Mary Clark juggles and interweaves – sometimes only mixed metaphors will do! – an impressive range of plot lines very skilfully. So skilfully, in fact, that it seemed, for example, quite natural – rather than contrived – that the main protagonist, Leila, should meet up again with Mark, a probable soul mate, by chance on a Cuban beach!

I like Leila – her concerns and interests, her eclectic friendships, her alternating self-worth – and was engaged by her throughout. Mary Clark describes the wide range of relationships Leila has with a wide range people very convincingly.

life-is-an-adventure-1The author’s descriptions of people, places and weathers are very evocative. Just as I know I’d like Leila, I know I’d like Miami, for example – urban, urbane, and both disturbingly and reassuringly tropical.
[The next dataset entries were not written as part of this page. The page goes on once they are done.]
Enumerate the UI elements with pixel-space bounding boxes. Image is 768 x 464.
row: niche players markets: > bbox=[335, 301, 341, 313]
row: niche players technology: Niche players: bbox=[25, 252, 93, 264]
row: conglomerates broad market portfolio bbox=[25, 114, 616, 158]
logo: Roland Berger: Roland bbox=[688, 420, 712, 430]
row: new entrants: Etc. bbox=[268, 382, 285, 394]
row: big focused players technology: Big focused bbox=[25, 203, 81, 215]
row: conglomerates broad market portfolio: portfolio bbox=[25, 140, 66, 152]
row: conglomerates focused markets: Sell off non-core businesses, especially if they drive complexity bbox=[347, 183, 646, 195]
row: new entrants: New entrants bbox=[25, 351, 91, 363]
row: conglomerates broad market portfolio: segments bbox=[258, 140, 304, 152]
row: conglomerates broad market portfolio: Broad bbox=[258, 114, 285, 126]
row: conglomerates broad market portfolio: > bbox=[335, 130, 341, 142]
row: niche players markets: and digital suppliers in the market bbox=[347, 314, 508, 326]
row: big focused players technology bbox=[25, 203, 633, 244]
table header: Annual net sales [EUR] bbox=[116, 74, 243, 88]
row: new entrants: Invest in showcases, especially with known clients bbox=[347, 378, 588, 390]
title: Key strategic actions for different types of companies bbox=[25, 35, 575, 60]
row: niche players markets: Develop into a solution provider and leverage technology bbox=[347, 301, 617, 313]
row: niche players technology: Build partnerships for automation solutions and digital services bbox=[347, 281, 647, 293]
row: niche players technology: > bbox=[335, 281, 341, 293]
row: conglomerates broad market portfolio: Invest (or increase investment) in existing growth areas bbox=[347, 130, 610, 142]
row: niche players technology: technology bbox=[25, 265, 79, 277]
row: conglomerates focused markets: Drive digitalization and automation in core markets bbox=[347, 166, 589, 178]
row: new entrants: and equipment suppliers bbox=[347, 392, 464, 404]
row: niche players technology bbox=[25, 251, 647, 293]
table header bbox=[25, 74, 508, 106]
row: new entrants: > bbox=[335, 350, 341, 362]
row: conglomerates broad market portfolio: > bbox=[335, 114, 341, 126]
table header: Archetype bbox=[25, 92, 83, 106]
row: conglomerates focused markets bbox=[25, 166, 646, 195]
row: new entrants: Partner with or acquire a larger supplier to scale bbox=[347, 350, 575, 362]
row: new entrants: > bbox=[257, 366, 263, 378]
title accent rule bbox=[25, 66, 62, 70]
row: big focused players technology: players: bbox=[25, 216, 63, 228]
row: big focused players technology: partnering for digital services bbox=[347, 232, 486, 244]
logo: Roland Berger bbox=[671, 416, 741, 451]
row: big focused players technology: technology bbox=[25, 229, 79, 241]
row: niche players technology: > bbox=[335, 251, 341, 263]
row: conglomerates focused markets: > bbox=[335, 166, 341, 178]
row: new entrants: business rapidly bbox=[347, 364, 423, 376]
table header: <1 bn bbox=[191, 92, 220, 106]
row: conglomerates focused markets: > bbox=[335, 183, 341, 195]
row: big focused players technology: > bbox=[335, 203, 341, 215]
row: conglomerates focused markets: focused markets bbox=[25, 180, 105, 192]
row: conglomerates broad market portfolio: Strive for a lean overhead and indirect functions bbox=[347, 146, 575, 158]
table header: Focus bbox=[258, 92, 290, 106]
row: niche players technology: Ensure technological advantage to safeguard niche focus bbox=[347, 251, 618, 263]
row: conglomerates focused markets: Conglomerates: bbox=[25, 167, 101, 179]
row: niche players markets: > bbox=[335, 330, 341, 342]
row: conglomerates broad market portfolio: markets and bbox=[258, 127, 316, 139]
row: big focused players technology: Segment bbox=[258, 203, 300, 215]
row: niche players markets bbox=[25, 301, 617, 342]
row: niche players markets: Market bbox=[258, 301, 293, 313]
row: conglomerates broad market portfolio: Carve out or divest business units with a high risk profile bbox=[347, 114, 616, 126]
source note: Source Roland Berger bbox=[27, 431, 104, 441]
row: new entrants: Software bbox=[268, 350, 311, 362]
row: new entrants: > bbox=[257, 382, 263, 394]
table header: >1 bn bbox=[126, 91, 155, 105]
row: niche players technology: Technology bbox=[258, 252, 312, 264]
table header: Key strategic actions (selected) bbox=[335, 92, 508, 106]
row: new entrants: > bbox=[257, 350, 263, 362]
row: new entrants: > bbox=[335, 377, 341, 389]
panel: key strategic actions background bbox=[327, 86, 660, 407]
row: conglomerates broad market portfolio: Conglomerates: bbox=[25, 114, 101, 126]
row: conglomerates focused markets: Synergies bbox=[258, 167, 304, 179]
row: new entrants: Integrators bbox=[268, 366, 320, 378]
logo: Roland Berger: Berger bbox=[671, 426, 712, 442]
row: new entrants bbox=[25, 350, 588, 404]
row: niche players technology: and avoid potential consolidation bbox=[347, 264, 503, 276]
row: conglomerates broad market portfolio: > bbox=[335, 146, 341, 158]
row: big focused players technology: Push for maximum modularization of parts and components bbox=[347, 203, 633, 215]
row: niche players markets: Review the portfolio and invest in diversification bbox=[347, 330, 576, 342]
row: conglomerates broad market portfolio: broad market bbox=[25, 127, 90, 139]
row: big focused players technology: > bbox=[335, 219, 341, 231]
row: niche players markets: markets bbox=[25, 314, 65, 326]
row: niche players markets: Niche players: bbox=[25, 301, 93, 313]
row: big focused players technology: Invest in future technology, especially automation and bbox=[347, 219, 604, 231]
The accounts of the high school students brought back (good and bad) memories of working with adolescent learners very vividly.

Read the full review of Miami Morning on Amazon

Please visit David Selzer’s website. I’ve been following it for several years and have always been delighted by the range and depth of subjects taken on, and by the high quality of his writing. This is one of the poems I’ve most enjoyed: The Reclining Gardener.

New Review of Miami Morning

I’d like to share this in-depth review of my novel by Martha Char Love, the co-author of the fascinating book, What’s Behind Your Belly Button? A Psychological Perspective of the Intelligence of Human Nature and Gut Instinct

Deep and Thoughtful, Yet Easy To Read Story of The Challenges of a Miami School Teacher

Miami Morning is an excellently written novel that is a “must read” for anyone who has been involved in the educational system. It is a book that would be highly enjoyed by anyone who is or ever has been a teacher, student, or parent. Since I have been all three at one time or another, I truly loved reading this book and savored the experience by stretching it out a few weeks. The author, Mary Clark, has divided the book into very short chapters (usually only a couple of pages each), and so I was able to enjoy making this book part of my morning wake-up-to-the-world ritual by starting each day with a relaxing read of a couple of chapters, along with a cup of coffee.

The main character is Leila Payson, a Social Studies teacher in Miami, who goes to South Africa to teach and learns the importance of listening to the people with physical challenges that she served as though they were “equal citizens” of the community rather than “her students” or “disabled.” When she brings this lesson of compassionate perspective back to Miami and applies it in her teaching there, she is able to help resolve a number of challenges that students share with her, including those who are struggling with problems like drug addiction and life issues like disabilities including hearing impairment. As she weaves through these challenges with her students, the reader is privy to both her inner philosophical dialogues and profound communications with students and colleagues. I thought that the highlight of the book was in the deep questions brought up concerning the importance of a strong community for a person facing hearing impairment. She makes a psychologically powerful case that no one overcomes adversity without help from others.